The Royal Town Planning Institute (RTPI) has launched a new training tool for planners to help protect ancient woodlands and trees.

Image: Mark Coleman (CC BY-SA 2.0)
Image: Mark Coleman (CC BY-SA 2.0)

Developed with the Woodland Trust, the one-hour online training module gives "an introductory level understanding" of planning’s role in protecting ancient woodland and trees, and of the tools available to planners.

The chartered body, which has over 25,000 members, points out that large-scale housing, intensive agriculture, roads, campsites, even golf courses sited inappropriately can have adverse "edge effects" on ancient woodlands and wildlife.

The module emphasises the mitigative measures that can be enforced through strong conditions and legal agreements with developers to reduce the effect of indirect impacts on ancient woodland - such as producing an access management plan for the woodland, providing alternative natural greenspace to reduce visitor pressure, sympathetic design and use of lighting to avoid light pollution, measures to control noise, water and air pollution, and woodland restoration and management.

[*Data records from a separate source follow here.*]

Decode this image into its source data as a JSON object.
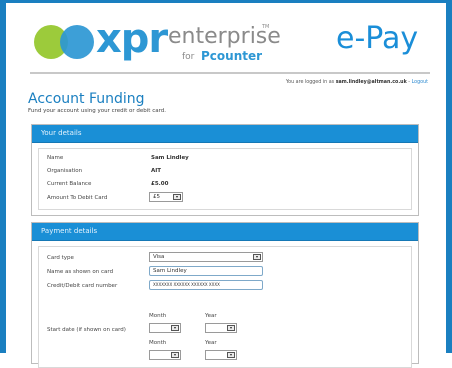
{
  "header": {
    "logo_xpr": "xpr",
    "logo_enterprise": "enterprise",
    "logo_tm": "TM",
    "logo_for": "for",
    "logo_pcounter": "Pcounter",
    "app_title": "e-Pay"
  },
  "login": {
    "prefix": "You are logged in as",
    "user": "sam.lindley@altman.co.uk",
    "separator": " - ",
    "logout": "Logout"
  },
  "page": {
    "title": "Account Funding",
    "subtitle": "Fund your account using your credit or debit card."
  },
  "your_details": {
    "heading": "Your details",
    "name_label": "Name",
    "name_value": "Sam Lindley",
    "org_label": "Organisation",
    "org_value": "AIT",
    "balance_label": "Current Balance",
    "balance_value": "£5.00",
    "amount_label": "Amount To Debit Card",
    "amount_value": "£5"
  },
  "payment_details": {
    "heading": "Payment details",
    "card_type_label": "Card type",
    "card_type_value": "Visa",
    "name_on_card_label": "Name as shown on card",
    "name_on_card_value": "Sam Lindley",
    "card_number_label": "Credit/Debit card number",
    "card_number_value": "XXXXXXX XXXXXX XXXXXX XXXX",
    "start_date_label": "Start date (if shown on card)",
    "month_label": "Month",
    "year_label": "Year",
    "month_label_2": "Month",
    "year_label_2": "Year"
  }
}
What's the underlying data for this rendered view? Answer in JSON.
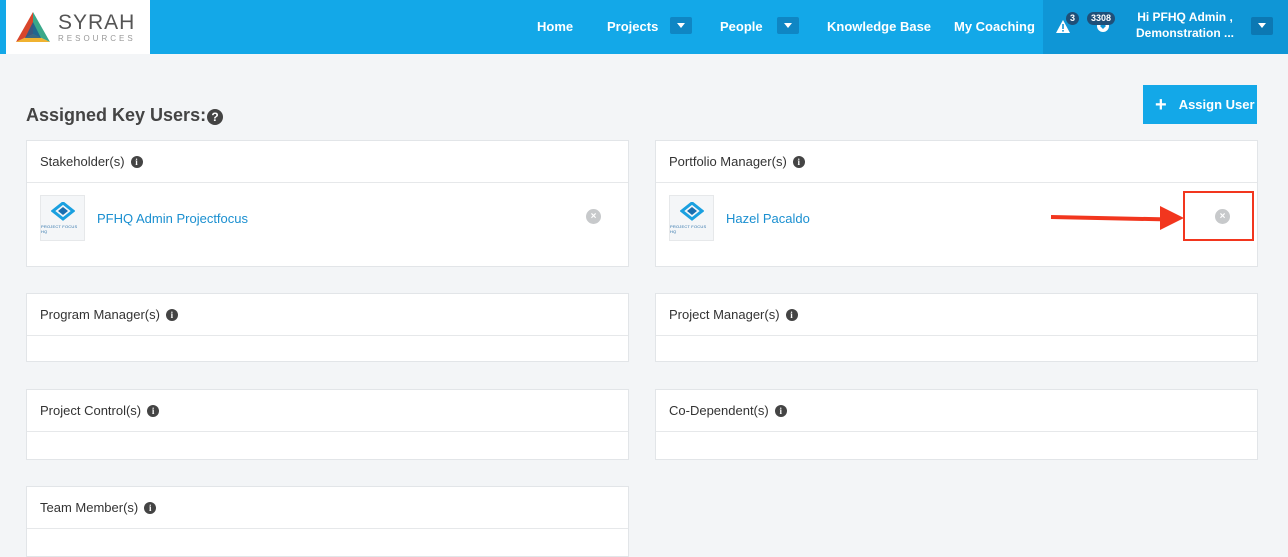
{
  "brand": {
    "name": "SYRAH",
    "tagline": "RESOURCES"
  },
  "nav": {
    "home": "Home",
    "projects": "Projects",
    "people": "People",
    "knowledge_base": "Knowledge Base",
    "my_coaching": "My Coaching"
  },
  "notifications": {
    "alerts_count": "3",
    "updates_count": "3308"
  },
  "user_menu": {
    "greeting_line1": "Hi PFHQ Admin ,",
    "greeting_line2": "Demonstration ..."
  },
  "page": {
    "title": "Assigned Key Users:",
    "assign_button": "Assign User"
  },
  "panels": {
    "stakeholders": {
      "title": "Stakeholder(s)",
      "users": [
        {
          "name": "PFHQ Admin Projectfocus",
          "logo_caption": "PROJECT FOCUS HQ"
        }
      ]
    },
    "portfolio_managers": {
      "title": "Portfolio Manager(s)",
      "users": [
        {
          "name": "Hazel Pacaldo",
          "logo_caption": "PROJECT FOCUS HQ"
        }
      ]
    },
    "program_managers": {
      "title": "Program Manager(s)"
    },
    "project_managers": {
      "title": "Project Manager(s)"
    },
    "project_control": {
      "title": "Project Control(s)"
    },
    "co_dependents": {
      "title": "Co-Dependent(s)"
    },
    "team_members": {
      "title": "Team Member(s)"
    }
  },
  "colors": {
    "primary": "#13a8e8",
    "annotation": "#f2361e",
    "link": "#1a8fd0"
  }
}
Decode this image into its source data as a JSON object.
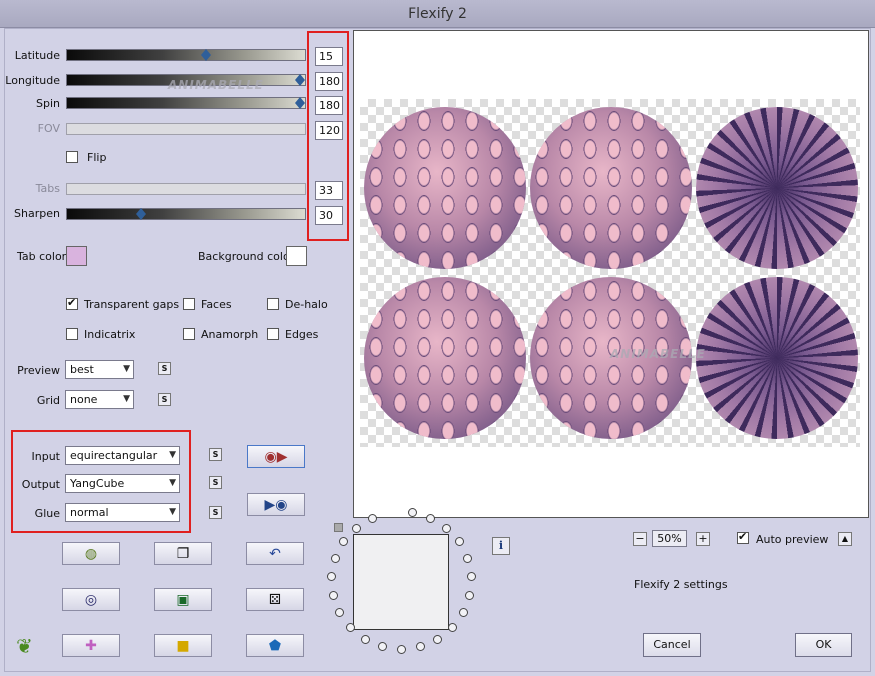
{
  "window": {
    "title": "Flexify 2"
  },
  "sliders": [
    {
      "label": "Latitude",
      "value": "15",
      "level": 0.58,
      "enabled": true
    },
    {
      "label": "Longitude",
      "value": "180",
      "level": 0.98,
      "enabled": true
    },
    {
      "label": "Spin",
      "value": "180",
      "level": 0.98,
      "enabled": true
    },
    {
      "label": "FOV",
      "value": "120",
      "level": 0.0,
      "enabled": false
    }
  ],
  "flip": {
    "label": "Flip",
    "checked": false
  },
  "tabs": {
    "label": "Tabs",
    "value": "33",
    "enabled": false
  },
  "sharpen": {
    "label": "Sharpen",
    "value": "30",
    "level": 0.3
  },
  "colors": {
    "tab_color_label": "Tab color",
    "tab_color": "#d9b3de",
    "background_color_label": "Background color",
    "background_color": "#ffffff"
  },
  "options": {
    "transparent_gaps": "Transparent gaps",
    "faces": "Faces",
    "de_halo": "De-halo",
    "indicatrix": "Indicatrix",
    "anamorph": "Anamorph",
    "edges": "Edges"
  },
  "preview_select": {
    "label": "Preview",
    "value": "best"
  },
  "grid_select": {
    "label": "Grid",
    "value": "none"
  },
  "input_select": {
    "label": "Input",
    "value": "equirectangular"
  },
  "output_select": {
    "label": "Output",
    "value": "YangCube"
  },
  "glue_select": {
    "label": "Glue",
    "value": "normal"
  },
  "s_button_label": "S",
  "watermark": "ANIMABELLE",
  "zoom": {
    "value": "50%",
    "minus": "−",
    "plus": "+"
  },
  "auto_preview": {
    "label": "Auto preview",
    "checked": true
  },
  "settings_label": "Flexify 2 settings",
  "buttons": {
    "cancel": "Cancel",
    "ok": "OK"
  },
  "info_icon": "i",
  "accent": {
    "highlight": "#e02020"
  }
}
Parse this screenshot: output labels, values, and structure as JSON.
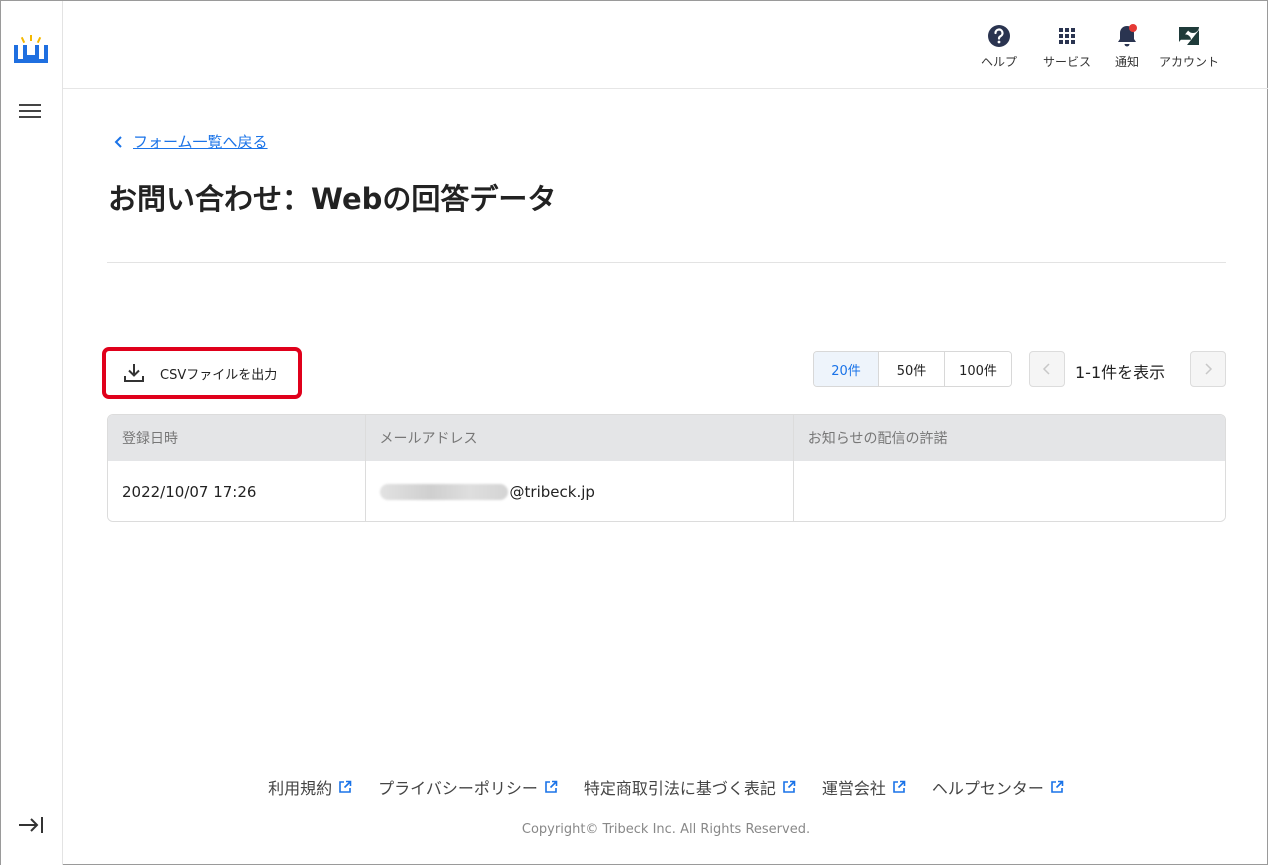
{
  "header": {
    "help_label": "ヘルプ",
    "services_label": "サービス",
    "notifications_label": "通知",
    "account_label": "アカウント"
  },
  "nav": {
    "back_label": "フォーム一覧へ戻る"
  },
  "page": {
    "title": "お問い合わせ：Webの回答データ"
  },
  "toolbar": {
    "csv_label": "CSVファイルを出力",
    "per_page_options": [
      "20件",
      "50件",
      "100件"
    ],
    "per_page_selected": "20件",
    "page_info": "1-1件を表示"
  },
  "table": {
    "columns": [
      "登録日時",
      "メールアドレス",
      "お知らせの配信の許諾"
    ],
    "rows": [
      {
        "registered_at": "2022/10/07 17:26",
        "email_domain": "@tribeck.jp",
        "consent": ""
      }
    ]
  },
  "footer": {
    "links": [
      "利用規約",
      "プライバシーポリシー",
      "特定商取引法に基づく表記",
      "運営会社",
      "ヘルプセンター"
    ],
    "copyright": "Copyright© Tribeck Inc. All Rights Reserved."
  },
  "colors": {
    "accent": "#1a73e8",
    "highlight_border": "#e0001b",
    "notification_dot": "#e53935"
  }
}
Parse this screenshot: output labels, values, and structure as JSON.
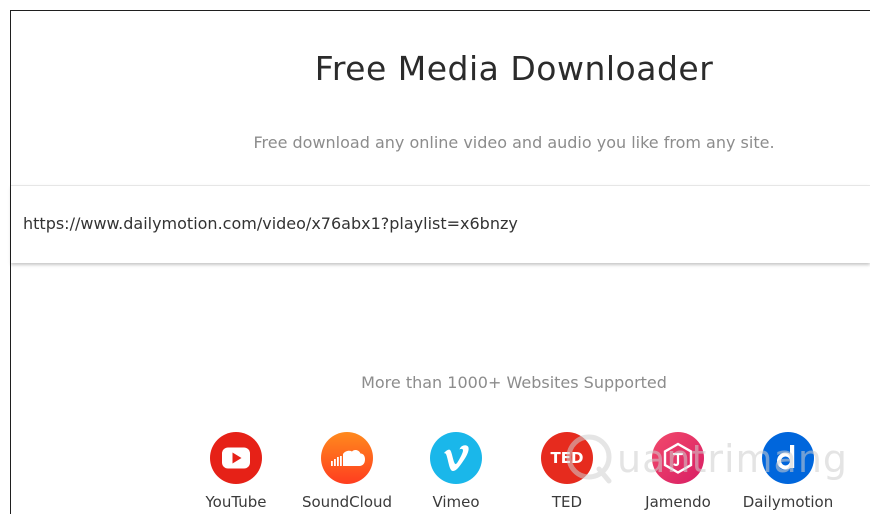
{
  "header": {
    "title": "Free Media Downloader",
    "subtitle": "Free download any online video and audio you like from any site."
  },
  "url_input": {
    "value": "https://www.dailymotion.com/video/x76abx1?playlist=x6bnzy"
  },
  "supported": {
    "text": "More than 1000+ Websites Supported"
  },
  "sites": [
    {
      "label": "YouTube",
      "icon": "youtube-icon",
      "color": "#e62117"
    },
    {
      "label": "SoundCloud",
      "icon": "soundcloud-icon",
      "color": "#ff5a1f"
    },
    {
      "label": "Vimeo",
      "icon": "vimeo-icon",
      "color": "#1ab7ea"
    },
    {
      "label": "TED",
      "icon": "ted-icon",
      "color": "#e62b1e"
    },
    {
      "label": "Jamendo",
      "icon": "jamendo-icon",
      "color": "#e8336a"
    },
    {
      "label": "Dailymotion",
      "icon": "dailymotion-icon",
      "color": "#0066dc"
    }
  ],
  "watermark": {
    "text": "uantrimang",
    "icon": "quantrimang-logo-icon"
  }
}
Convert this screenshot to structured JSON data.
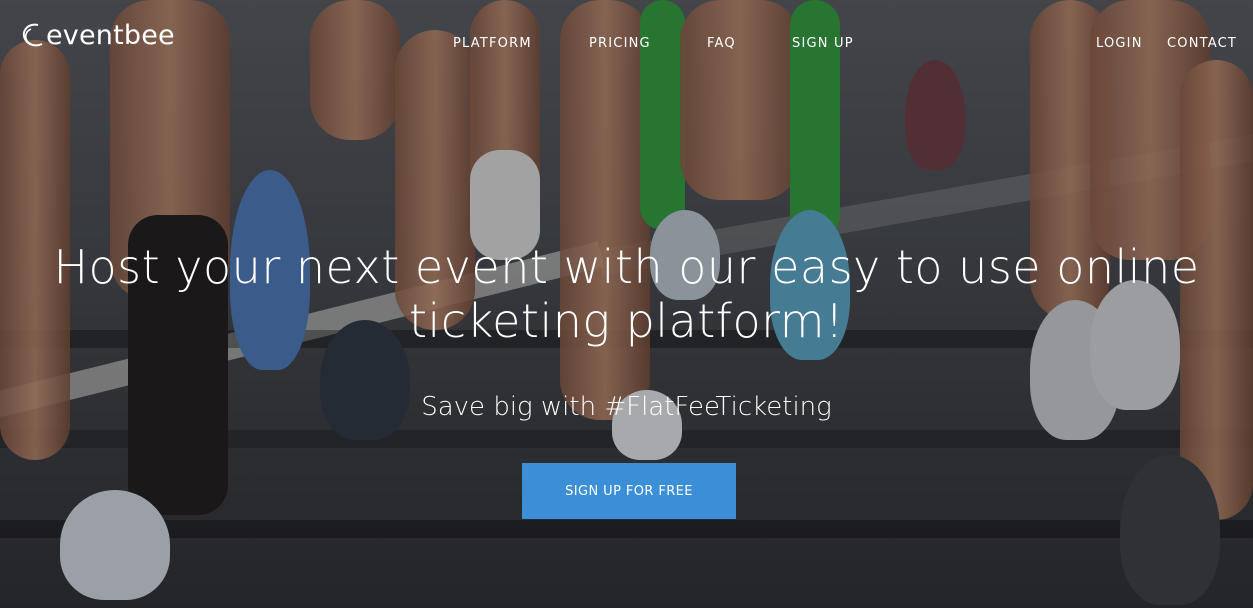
{
  "brand": {
    "name": "eventbee",
    "icon": "eventbee-logo-icon"
  },
  "nav": {
    "left_links": [
      "PLATFORM",
      "PRICING",
      "FAQ",
      "SIGN UP"
    ],
    "right_links": [
      "LOGIN",
      "CONTACT"
    ]
  },
  "hero": {
    "headline_line1": "Host your next event with our easy to use online",
    "headline_line2": "ticketing platform!",
    "subheadline": "Save big with #FlatFeeTicketing",
    "cta_label": "SIGN UP FOR FREE"
  },
  "colors": {
    "cta_background": "#3b8fd6",
    "text": "#ffffff"
  }
}
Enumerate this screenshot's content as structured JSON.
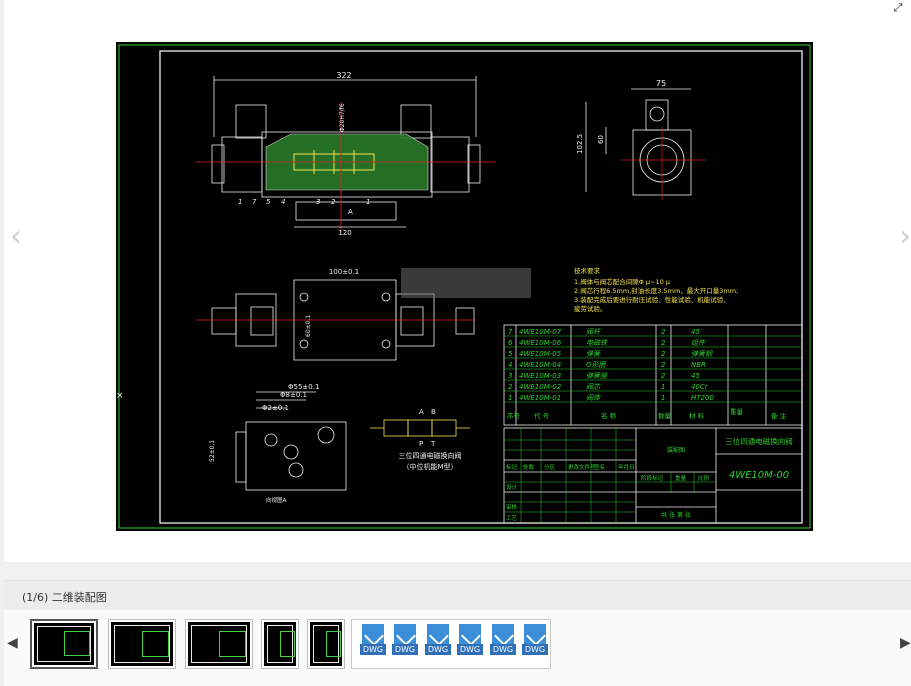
{
  "viewer": {
    "expand_icon": "expand-icon",
    "prev_icon": "chevron-left-icon",
    "next_icon": "chevron-right-icon"
  },
  "drawing": {
    "dims": {
      "overall_length": "322",
      "width": "75",
      "height": "102.5",
      "inner_height": "60",
      "port_spacing": "120",
      "body_length": "100±0.1",
      "side_dim": "60±0.1",
      "d1": "Φ55±0.1",
      "d2": "Φ8±0.1",
      "d3": "Φ2±0.1",
      "d4": "52±0.1",
      "fit": "Φ20H7/f6",
      "port_a": "A"
    },
    "part_numbers": [
      "1",
      "2",
      "3",
      "4",
      "5",
      "6",
      "7"
    ],
    "symbol_labels": {
      "a": "A",
      "b": "B",
      "p": "P",
      "t": "T"
    },
    "symbol_caption_1": "三位四通电磁换向阀",
    "symbol_caption_2": "（中位机能M型）",
    "view_caption": "向视图A",
    "tech_req_title": "技术要求",
    "tech_req_lines": [
      "1.阀体与阀芯配合间隙Φ μ~10 μ",
      "2.阀芯行程6.5mm,封油长度3.5mm，最大开口量3mm;",
      "3.装配完成后要进行耐压试验、性能试验、机能试验、",
      "  疲劳试验。"
    ],
    "bom": [
      {
        "no": "7",
        "code": "4WE10M-07",
        "name": "阀杆",
        "qty": "2",
        "mat": "45"
      },
      {
        "no": "6",
        "code": "4WE10M-06",
        "name": "电磁铁",
        "qty": "2",
        "mat": "组件"
      },
      {
        "no": "5",
        "code": "4WE10M-05",
        "name": "弹簧",
        "qty": "2",
        "mat": "弹簧钢"
      },
      {
        "no": "4",
        "code": "4WE10M-04",
        "name": "O形圈",
        "qty": "2",
        "mat": "NBR"
      },
      {
        "no": "3",
        "code": "4WE10M-03",
        "name": "弹簧座",
        "qty": "2",
        "mat": "45"
      },
      {
        "no": "2",
        "code": "4WE10M-02",
        "name": "阀芯",
        "qty": "1",
        "mat": "40Cr"
      },
      {
        "no": "1",
        "code": "4WE10M-01",
        "name": "阀体",
        "qty": "1",
        "mat": "HT200"
      }
    ],
    "bom_header": {
      "no": "序号",
      "code": "代 号",
      "name": "名 称",
      "qty": "数量",
      "mat": "材 料",
      "weight": "重量",
      "remark": "备 注"
    },
    "title_block": {
      "title": "三位四通电磁换向阀",
      "drawing_no": "4WE10M-00",
      "view_label": "装配图",
      "company": "共 张 第 张",
      "rows": [
        "标记",
        "设计",
        "审核",
        "工艺"
      ],
      "cols": [
        "处数",
        "分区",
        "更改文件号",
        "签名",
        "年月日"
      ],
      "extra": [
        "阶段标记",
        "重量",
        "比例"
      ]
    },
    "colors": {
      "green": "#2fd12f",
      "yellow": "#f2e14a",
      "red": "#e02020",
      "white": "#eeeeee",
      "cyan": "#27c8d8"
    }
  },
  "caption": "(1/6) 二维装配图",
  "thumbnails": [
    {
      "kind": "drawing",
      "label": "thumbnail-1"
    },
    {
      "kind": "drawing",
      "label": "thumbnail-2"
    },
    {
      "kind": "drawing",
      "label": "thumbnail-3"
    },
    {
      "kind": "drawing",
      "label": "thumbnail-4"
    },
    {
      "kind": "drawing",
      "label": "thumbnail-5"
    }
  ],
  "dwg_files": [
    "DWG",
    "DWG",
    "DWG",
    "DWG",
    "DWG",
    "DWG"
  ],
  "strip_prev_icon": "triangle-left-icon",
  "strip_next_icon": "triangle-right-icon"
}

Government guidance now recommends that local authorities should refuse permission for developments that result in the loss of ancient woodland and ancient or veteran trees except in exceptional cases.

But the training points out that ancient woodland is not a formal statutory designation, and the evidence used to designate a site as ancient woodland could still be open to challenge by developers and other parties.

RTPI policy officer Sarah Lewis said: "There are many case studies in the training module that demonstrate that it is possible for planners to utilise existing legislation, tools and best practice to undertake high quality developments that respect and protect ancient woodlands and trees.

"The fact that ancient woodlands and trees are irreplaceable makes it all the more important that we do our part in protecting them."

Woodland Trust president Clive Anderson said: "I am proud that the Woodland Trust and the RTPI have come together to work on this important module. By understanding the value of ancient woods and trees, I hope planners will give full weight to the benefit trees in general and ancient woodlands in particular are to all of us."

The module is available on the RTPI Learn website (under "RTPI bitesize modules"). It is free to registered users, who need not be RTPI members.